Friday's Wall Street Journal was the one to reed if you were interested in the the next days' comentary about why the rates didn't go up and when might they? Economists vary as to why the rates have not gone up as of yet, but most agree that they will go up soon.
Every Tuesday morning I get together with a group of outstanding agents interested in learning more, being more efficient and most importantly, serving our clients better. Generally we discuss in depth the process of real estate from every angle you can imagine. This quarter we are focused in on the buyer process and this morning we talked about the importance of beginning the process with lender approval and the 1% - 10% rule. What is this?
A: Every 1% change in interest rate affects your buying power 10%.
So, if you are able to get a 4.5% 30 year loan today and are able to afford about $1000.00 a month on your payment you can afford to buy about $200,000.00 worth of home.
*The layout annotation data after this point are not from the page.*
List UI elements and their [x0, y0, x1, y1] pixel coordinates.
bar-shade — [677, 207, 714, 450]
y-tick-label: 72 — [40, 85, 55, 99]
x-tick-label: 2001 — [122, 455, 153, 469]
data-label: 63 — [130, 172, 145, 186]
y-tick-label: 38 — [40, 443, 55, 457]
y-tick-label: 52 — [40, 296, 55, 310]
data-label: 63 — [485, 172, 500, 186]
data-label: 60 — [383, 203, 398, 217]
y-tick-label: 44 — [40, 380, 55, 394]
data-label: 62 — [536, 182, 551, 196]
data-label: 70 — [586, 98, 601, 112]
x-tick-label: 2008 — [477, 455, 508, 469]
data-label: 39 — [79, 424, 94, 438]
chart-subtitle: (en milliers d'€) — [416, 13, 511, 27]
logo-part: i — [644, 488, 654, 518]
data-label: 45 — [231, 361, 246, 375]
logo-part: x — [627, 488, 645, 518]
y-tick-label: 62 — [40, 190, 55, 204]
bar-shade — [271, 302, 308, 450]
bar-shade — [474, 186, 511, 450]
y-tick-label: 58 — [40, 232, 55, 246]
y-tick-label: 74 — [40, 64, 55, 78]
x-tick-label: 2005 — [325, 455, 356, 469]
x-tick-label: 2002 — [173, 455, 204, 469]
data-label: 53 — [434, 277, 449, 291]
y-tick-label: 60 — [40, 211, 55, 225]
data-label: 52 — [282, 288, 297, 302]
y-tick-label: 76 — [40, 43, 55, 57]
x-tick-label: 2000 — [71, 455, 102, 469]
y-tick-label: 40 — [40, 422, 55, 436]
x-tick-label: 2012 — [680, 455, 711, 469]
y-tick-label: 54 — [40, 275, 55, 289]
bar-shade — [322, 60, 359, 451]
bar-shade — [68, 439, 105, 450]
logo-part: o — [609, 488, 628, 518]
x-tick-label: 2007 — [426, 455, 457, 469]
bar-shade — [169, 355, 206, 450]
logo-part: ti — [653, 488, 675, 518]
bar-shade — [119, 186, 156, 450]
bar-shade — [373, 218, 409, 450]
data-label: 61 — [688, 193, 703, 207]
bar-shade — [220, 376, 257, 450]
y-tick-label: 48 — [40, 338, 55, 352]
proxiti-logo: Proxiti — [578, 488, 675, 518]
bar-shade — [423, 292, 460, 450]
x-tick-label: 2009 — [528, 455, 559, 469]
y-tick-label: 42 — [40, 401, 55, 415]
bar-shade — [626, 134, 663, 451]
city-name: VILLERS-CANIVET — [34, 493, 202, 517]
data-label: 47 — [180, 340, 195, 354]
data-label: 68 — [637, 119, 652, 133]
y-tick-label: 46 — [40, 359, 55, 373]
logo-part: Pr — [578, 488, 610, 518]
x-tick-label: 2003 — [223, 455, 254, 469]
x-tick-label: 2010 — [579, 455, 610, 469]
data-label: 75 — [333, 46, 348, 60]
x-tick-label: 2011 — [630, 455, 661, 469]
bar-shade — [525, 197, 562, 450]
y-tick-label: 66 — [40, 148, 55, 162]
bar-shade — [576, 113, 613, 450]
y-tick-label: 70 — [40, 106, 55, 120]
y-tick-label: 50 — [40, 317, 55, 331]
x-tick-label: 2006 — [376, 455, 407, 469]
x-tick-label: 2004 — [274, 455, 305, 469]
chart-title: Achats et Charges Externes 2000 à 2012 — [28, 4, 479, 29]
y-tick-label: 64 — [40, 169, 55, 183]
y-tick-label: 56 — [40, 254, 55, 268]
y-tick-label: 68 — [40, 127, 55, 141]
Therefore we might look at houses between $180 and $205,000.00 let's say. But, if that rate were to go up say by just 1%, in order to afford this same monthly payment, you now can only afford a house at about $178k. If the rate goes up 2% that drops even more to $160K about.
Given today's market of low supply and high demand, and the immediate short term forecast of continued increasing prices at a time when the Fed is considering rate increases, you can quickly see how crucial it is to get in and buy now. That is if you plan to buy between now and say the next year or so. If your going to buy anyway, buy now to get more house for your buck! And for sellers: put it on the market now with excellent odds of selling, the pool of buyers is terrific right now in our local economy, but the rate increase could dampen spirits quickly.